Mali. Jihadisti all’attacco, lo Stato arretra

di Giuseppe Gagliano

In un silenzio internazionale che rasenta l’indifferenza, il Mali continua a sprofondare nel caos. Gli ultimi due attacchi jihadisti contro le postazioni militari di Mahou e Tessit, al confine con Burkina Faso e Niger, segnano l’ennesimo capitolo di una guerra ormai sistemica. A colpire, ancora una volta, sono stati i combattenti del gruppo Jamaa Nusrat ul-Islam wa al-Muslimin (JNIM), legati ad al-Qaeda. Un’organizzazione ormai padrona del territorio, capace non solo di assaltare basi militari, ma di imporsi anche come attore politico e sociale in aree dove lo Stato è pura finzione.

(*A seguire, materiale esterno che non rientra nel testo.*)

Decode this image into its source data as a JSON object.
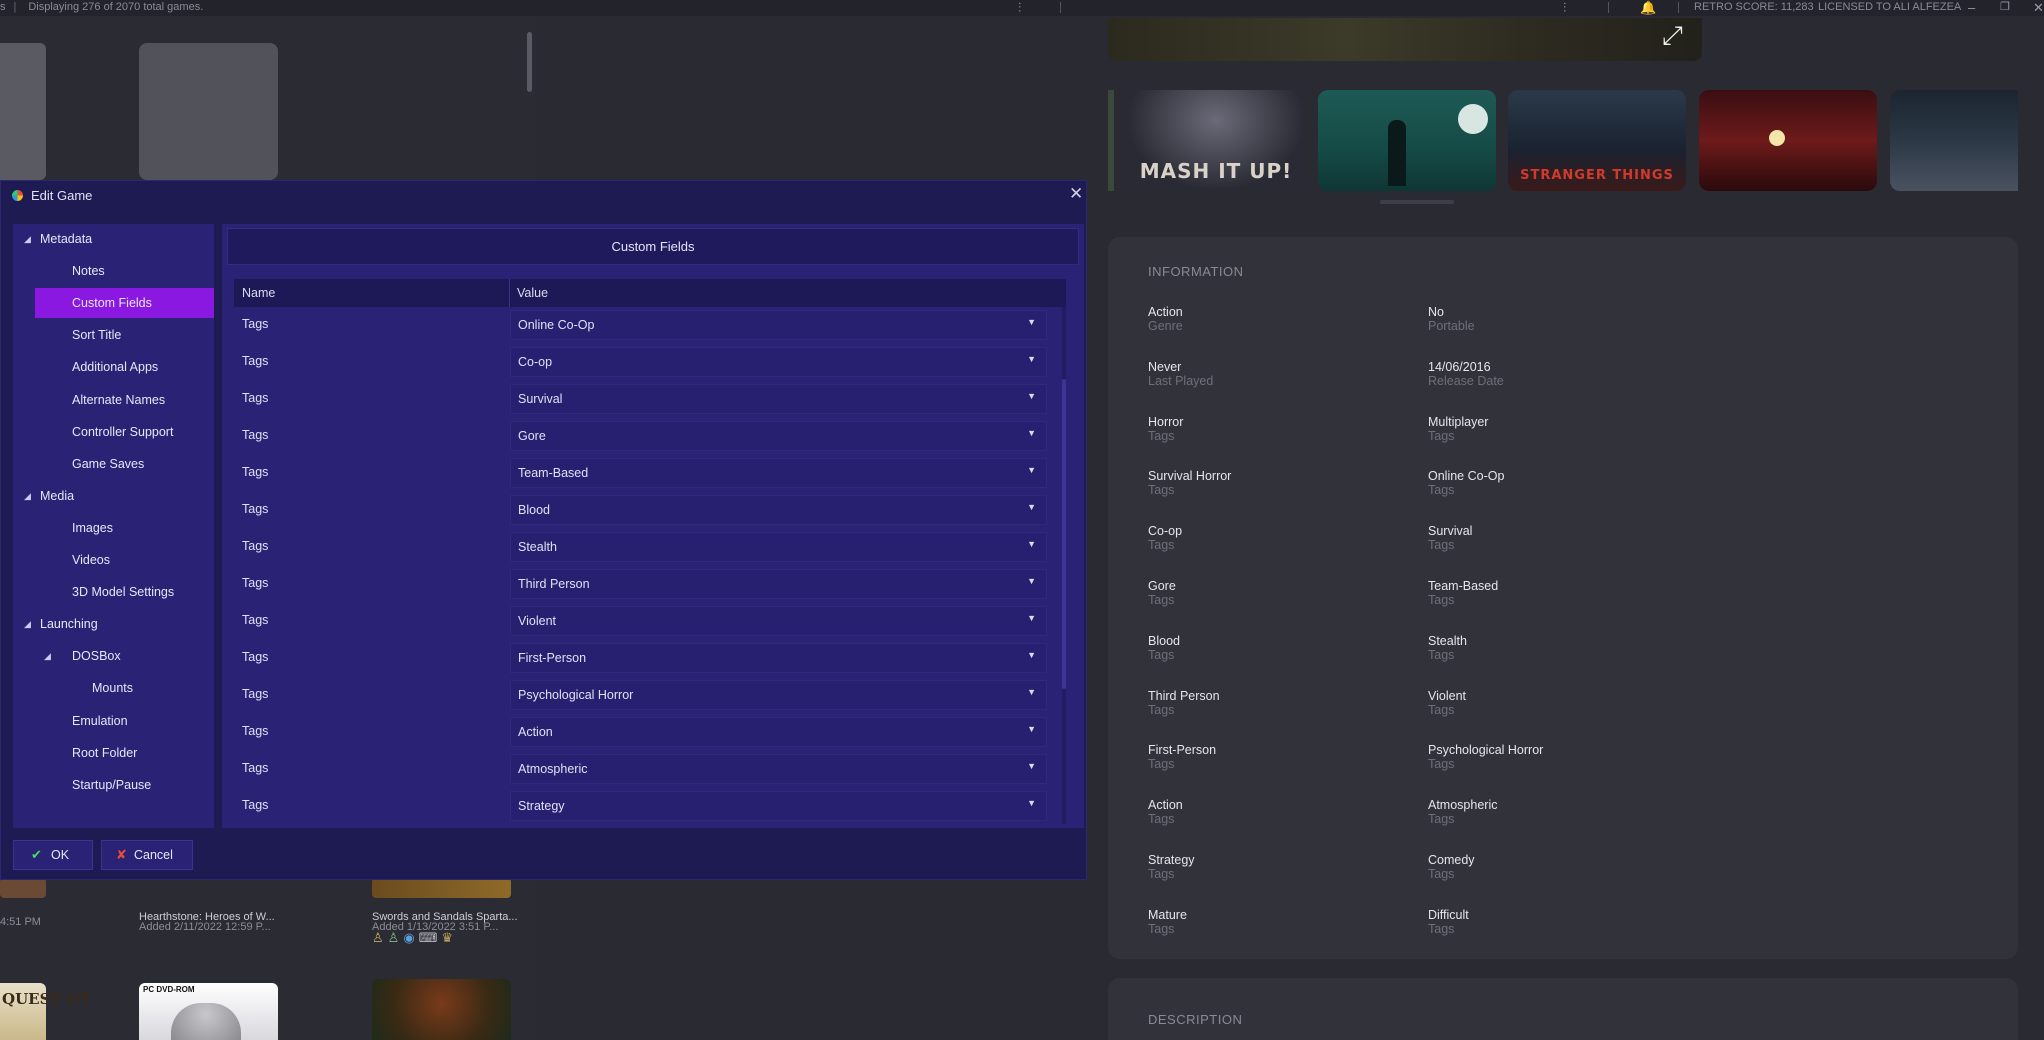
{
  "topbar": {
    "status": "Displaying 276 of 2070 total games.",
    "retro_score": "RETRO SCORE: 11,283",
    "license": "LICENSED TO ALI ALFEZEA",
    "icons": [
      "filter-sliders-icon",
      "bell-icon",
      "minimize-icon",
      "restore-icon",
      "close-icon"
    ]
  },
  "library": {
    "tiles": [
      {
        "caption": "Hearthstone: Heroes of W...",
        "subtitle": "Added 2/11/2022 12:59 P..."
      },
      {
        "caption": "Swords and Sandals Sparta...",
        "subtitle": "Added 1/13/2022 3:51 P..."
      }
    ],
    "left_time": "4:51 PM",
    "left_cover_text": "QUEST OT",
    "cover_badge": "PC DVD-ROM"
  },
  "details": {
    "thumbnails": [
      "MASH IT UP!",
      "",
      "STRANGER THINGS",
      "",
      ""
    ],
    "information_title": "INFORMATION",
    "description_title": "DESCRIPTION",
    "fields": [
      {
        "value": "Action",
        "key": "Genre"
      },
      {
        "value": "No",
        "key": "Portable"
      },
      {
        "value": "Never",
        "key": "Last Played"
      },
      {
        "value": "14/06/2016",
        "key": "Release Date"
      },
      {
        "value": "Horror",
        "key": "Tags"
      },
      {
        "value": "Multiplayer",
        "key": "Tags"
      },
      {
        "value": "Survival Horror",
        "key": "Tags"
      },
      {
        "value": "Online Co-Op",
        "key": "Tags"
      },
      {
        "value": "Co-op",
        "key": "Tags"
      },
      {
        "value": "Survival",
        "key": "Tags"
      },
      {
        "value": "Gore",
        "key": "Tags"
      },
      {
        "value": "Team-Based",
        "key": "Tags"
      },
      {
        "value": "Blood",
        "key": "Tags"
      },
      {
        "value": "Stealth",
        "key": "Tags"
      },
      {
        "value": "Third Person",
        "key": "Tags"
      },
      {
        "value": "Violent",
        "key": "Tags"
      },
      {
        "value": "First-Person",
        "key": "Tags"
      },
      {
        "value": "Psychological Horror",
        "key": "Tags"
      },
      {
        "value": "Action",
        "key": "Tags"
      },
      {
        "value": "Atmospheric",
        "key": "Tags"
      },
      {
        "value": "Strategy",
        "key": "Tags"
      },
      {
        "value": "Comedy",
        "key": "Tags"
      },
      {
        "value": "Mature",
        "key": "Tags"
      },
      {
        "value": "Difficult",
        "key": "Tags"
      }
    ]
  },
  "dialog": {
    "title": "Edit Game",
    "header": "Custom Fields",
    "columns": {
      "name": "Name",
      "value": "Value"
    },
    "tree": [
      {
        "label": "Metadata",
        "level": 0,
        "expanded": true
      },
      {
        "label": "Notes",
        "level": 1
      },
      {
        "label": "Custom Fields",
        "level": 1,
        "selected": true
      },
      {
        "label": "Sort Title",
        "level": 1
      },
      {
        "label": "Additional Apps",
        "level": 1
      },
      {
        "label": "Alternate Names",
        "level": 1
      },
      {
        "label": "Controller Support",
        "level": 1
      },
      {
        "label": "Game Saves",
        "level": 1
      },
      {
        "label": "Media",
        "level": 0,
        "expanded": true
      },
      {
        "label": "Images",
        "level": 1
      },
      {
        "label": "Videos",
        "level": 1
      },
      {
        "label": "3D Model Settings",
        "level": 1
      },
      {
        "label": "Launching",
        "level": 0,
        "expanded": true
      },
      {
        "label": "DOSBox",
        "level": 1,
        "expanded": true
      },
      {
        "label": "Mounts",
        "level": 2
      },
      {
        "label": "Emulation",
        "level": 1
      },
      {
        "label": "Root Folder",
        "level": 1
      },
      {
        "label": "Startup/Pause",
        "level": 1
      }
    ],
    "rows": [
      {
        "name": "Tags",
        "value": "Online Co-Op"
      },
      {
        "name": "Tags",
        "value": "Co-op"
      },
      {
        "name": "Tags",
        "value": "Survival"
      },
      {
        "name": "Tags",
        "value": "Gore"
      },
      {
        "name": "Tags",
        "value": "Team-Based"
      },
      {
        "name": "Tags",
        "value": "Blood"
      },
      {
        "name": "Tags",
        "value": "Stealth"
      },
      {
        "name": "Tags",
        "value": "Third Person"
      },
      {
        "name": "Tags",
        "value": "Violent"
      },
      {
        "name": "Tags",
        "value": "First-Person"
      },
      {
        "name": "Tags",
        "value": "Psychological Horror"
      },
      {
        "name": "Tags",
        "value": "Action"
      },
      {
        "name": "Tags",
        "value": "Atmospheric"
      },
      {
        "name": "Tags",
        "value": "Strategy"
      }
    ],
    "ok_label": "OK",
    "cancel_label": "Cancel"
  }
}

Nonostante l’invio di rinforzi da parte delle forze maliane, l’attacco a Tessit ha avuto esiti devastanti. Le truppe hanno ceduto il controllo del campo, la popolazione civile è fuggita, e le autorità locali parlano apertamente di un territorio “perso”. La giunta militare, insediatasi dopo i colpi di Stato del 2020 e del 2021, aveva promesso ordine e sicurezza. Ma a quattro anni di distanza, il Mali appare più vulnerabile che mai.
L’offensiva jihadista non è un episodio isolato. Solo il 1 giugno, un attacco a Boulkessi, nel centro del Mali, ha causato la morte di decine di militari. JNIM ha rivendicato oltre 100 vittime tra soldati e “mercenari”, oltre a venti prigionieri. Due giorni dopo, il gruppo ha affermato di aver colpito un aeroporto militare a Timbuktu e di aver bombardato forze maliane e russe nei pressi di Bamako.
Le autorità non hanno confermato l’episodio, ma la società di consulenza Control Risks ha giudicato “credibili” queste rivendicazioni. Un’allerta che conferma il rischio di attacchi anche nella capitale, e soprattutto il progressivo sfaldamento del dispositivo militare nazionale, che fatica a difendere anche le sue installazioni più strategiche.
Dal 2022, la giunta maliana ha interrotto ogni collaborazione con la Francia e con le missioni ONU, scegliendo di affidarsi al sostegno della Russia e del gruppo Wagner. La MINUSMA ha già lasciato il Paese, mentre le forze speciali francesi sono state cacciate dopo anni di interventi mirati contro le milizie jihadiste. Un cambiamento che ha ridisegnato la mappa delle alleanze ma non ha migliorato la sicurezza sul campo.
Anzi, secondo fonti ONU l’ISIS ha quasi raddoppiato la propria presenza in Mali tra il 2023 e il 2024. La lotta tra jihadisti rivali (al-Qaeda contro lo Stato Islamico) si sovrappone a quella tra esercito e insorti, generando una guerra civile frammentata, confusa, senza confini chiari né interlocutori stabili.
Il ritiro occidentale, accelerato dall’allineamento del Mali con Mosca, ha lasciato un vuoto colmato dalla violenza. I regimi militari di Mali, Burkina Faso e Niger – tutti insediatisi con golpe tra il 2020 e il 2023 – hanno giustificato la presa del potere con l’incapacità dei governi civili di affrontare l’insurrezione islamista. Ma dopo anni di governo diretto, le promesse di ordine sono rimaste lettera morta.
Nel frattempo, la popolazione civile continua a pagare il prezzo più alto: villaggi svuotati, scuole chiuse, sfollati in fuga, economie locali distrutte. La retorica sovranista e anticoloniale della giunta – utile per legittimarsi all’interno – si scontra con la realtà di uno Stato che non controlla più nemmeno i propri confini.
Mentre le cancellerie europee guardano altrove, il Sahel si conferma uno dei principali epicentri della destabilizzazione africana. Una regione abbandonata, dove jihadismo, militarizzazione e geopolitica delle influenze (Russia contro Occidente) si intrecciano in modo sempre più tossico.
La crisi maliana è ormai una questione continentale, che riguarda la sicurezza dell’intero Africa occidentale, l’equilibrio tra attori globali e il futuro di milioni di persone. Ma per ora, l’unica cosa che cresce è l’elenco dei morti. E il silenzio complice di chi potrebbe intervenire, ma ha deciso di voltarsi dall’altra parte.